Are the Flyers a Playoff Team?

As the fourth season of Ron Hextall’s tenure as Philadelphia Flyers GM approaches, even the most patient fans have to be wondering when the team will reemerge as a perennial playoff contender. Hakstol himself called the playoffs a “clear expectation” in a recent radio interview with Zach Gelb on 920 The Jersey. Despite their ever-improving blue line (and because of the usual mediocre goalie situation), they’ll need the offense to step up if they’re going to turn that corner in 2017-18.

Offensive Struggles

Ron Hextall (Amy Irvin / The Hockey Writers)

The Flyers’ offense hasn’t been this weak since the disastrous 2006-07 season, when they scored 213 goals. Hextall’s Flyers have yet to score more than 212, ranking no higher than 21st in that category. That’s a far cry from the days of Paul Holmgren. During his seven full seasons as GM, from 2007-08 through 2013-14, his teams ranked at least ninth in goals scored and as high as second. (And that year, 2011-12, was the first after the Mike Richards and Jeff Carter trades.) In fact, during that span, only the Blackhawks, Penguins and Capitals totaled more goals.

Why is offense so important for this Flyers team? Last year, they lost 43 games. Not counting empty-net goals, 23 of those losses were by one goal. But they finished the season just four games out of a playoff spot. As few as four more well-timed goals in some of those losses could’ve landed the Flyers in the postseason. Given the Flyers’ promising defense and future potential in net, a more potent offense could set them up for sustained success. Whether that starts this year will depend on a few critical factors.

Leaders Need to Lead

Most importantly (and most obviously), the Flyers need bounce-back seasons from both Claude Giroux and Jakub Voracek.

Claude Giroux, Jakub Voracek, NHL, Philadelphia Flyers, Hockey
The Flyers will lean heavily on Giroux and Voracek in 2017-18. (Amy Irvin / The Hockey Writers)

If Giroux stays healthy—and if his struggles last year really were the aftereffects of offseason surgery—he should look more like the guy who scored 93 points in 2011-12. The influx of puck-moving defenseman should also be a big help in that regard. And if Giroux, a playmaker, regains his old form, look for Voracek to benefit as well.

The Flyers can’t rely on just one line, though. Aside from Giroux and Voracek, Wayne Simmonds can be counted on to put up his usual 25 to 30 goals. But who will make up for the 25 goals Brayden Schenn scored last year?

Youth Movement

It’s unlikely that any one player will fill that void next season, but second overall pick Nolan Patrick could go a long way toward replacing that lost production in 2018.

Nolan Patrick
Nolan Patrick (Amy Irvin / The Hockey Writers)

It’s far from a given, but everyone has high expectations for the rookie. He’ll have every opportunity to make the team, but it’s hard to project rookie performances. Luckily, Patrick is joining a team that won’t depend entirely on him for its success—a luxury not all second overall picks enjoy.

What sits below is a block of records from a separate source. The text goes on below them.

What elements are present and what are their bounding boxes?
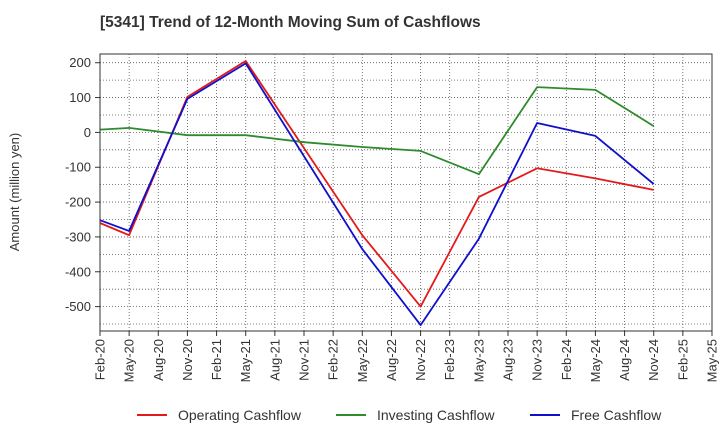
plot-frame <box>99 53 713 332</box>
x-tick-label: Aug-23 <box>501 339 516 381</box>
x-tick-label: Nov-24 <box>646 339 661 381</box>
y-tick-label: 200 <box>69 55 91 70</box>
y-axis: 200 100 0 -100 -200 -300 -400 -500 <box>65 55 100 314</box>
chart-title: [5341] Trend of 12-Month Moving Sum of C… <box>100 14 481 31</box>
grid <box>99 54 713 331</box>
legend-label: Operating Cashflow <box>178 407 302 423</box>
x-tick-label: May-23 <box>471 339 486 382</box>
x-tick-label: Aug-24 <box>617 339 632 381</box>
x-tick-label: Feb-20 <box>93 339 108 380</box>
series-lines <box>99 60 655 327</box>
x-tick-label: Aug-20 <box>151 339 166 381</box>
legend-label: Free Cashflow <box>571 407 662 423</box>
x-tick-label: Feb-25 <box>675 339 690 380</box>
x-tick-label: Feb-21 <box>209 339 224 380</box>
legend: Operating Cashflow Investing Cashflow Free… <box>137 407 662 423</box>
x-tick-label: May-25 <box>705 339 720 382</box>
x-tick-label: May-24 <box>588 339 603 382</box>
x-tick-label: Nov-22 <box>413 339 428 381</box>
series-line-free-cashflow <box>99 62 655 327</box>
x-tick-label: Feb-22 <box>326 339 341 380</box>
y-tick-label: 100 <box>69 90 91 105</box>
y-tick-label: -300 <box>65 229 91 244</box>
x-tick-label: Aug-22 <box>384 339 399 381</box>
x-tick-label: Aug-21 <box>267 339 282 381</box>
y-axis-label: Amount (million yen) <box>7 133 22 252</box>
y-tick-label: -500 <box>65 299 91 314</box>
x-tick-label: Feb-23 <box>442 339 457 380</box>
y-tick-label: -200 <box>65 195 91 210</box>
y-tick-label: 0 <box>84 125 91 140</box>
legend-label: Investing Cashflow <box>377 407 495 423</box>
series-line-investing-cashflow <box>99 86 655 176</box>
x-tick-label: Nov-20 <box>180 339 195 381</box>
x-tick-label: Nov-21 <box>297 339 312 381</box>
x-tick-label: Nov-23 <box>530 339 545 381</box>
y-tick-label: -400 <box>65 264 91 279</box>
x-tick-label: May-20 <box>122 339 137 382</box>
x-tick-label: May-22 <box>355 339 370 382</box>
x-axis: Feb-20 May-20 Aug-20 Nov-20 Feb-21 May-21 Aug-… <box>93 331 720 382</box>
y-tick-label: -100 <box>65 160 91 175</box>
x-tick-label: Feb-24 <box>559 339 574 380</box>
x-tick-label: May-21 <box>238 339 253 382</box>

Another player with high expectations is Travis Konecny. With Schenn gone, those fans who were clamoring for Hakstol to give Konecny more minutes will likely get their wish this year. Hakstol mentioned him as well during his interview, calling him an obvious candidate to eat up some of the ice time that has opened up because of the Schenn trade.

Photo: Amy Irvin / The Hockey Writers

Matt Read and Michael Raffl have both had 20-goal seasons in Philly, but those numbers now look like anomalies. Jordan Weal, though, showed some promise, scoring eight goals in just 23 games.

Jordan Weal (Amy Irvin / The Hockey Writers)

It’s too small a sample size to draw any meaningful conclusions from, but the potential is there. Hakstol said in that same interview that Weal is clearly “hungry to get better.”

Replacing Schenn’s lost production next year won’t be easy. Some guys are bound to drop off a bit statistically, but if enough of these dominoes fall the right way, the 2017-18 season could be a significant step forward for the Flyers.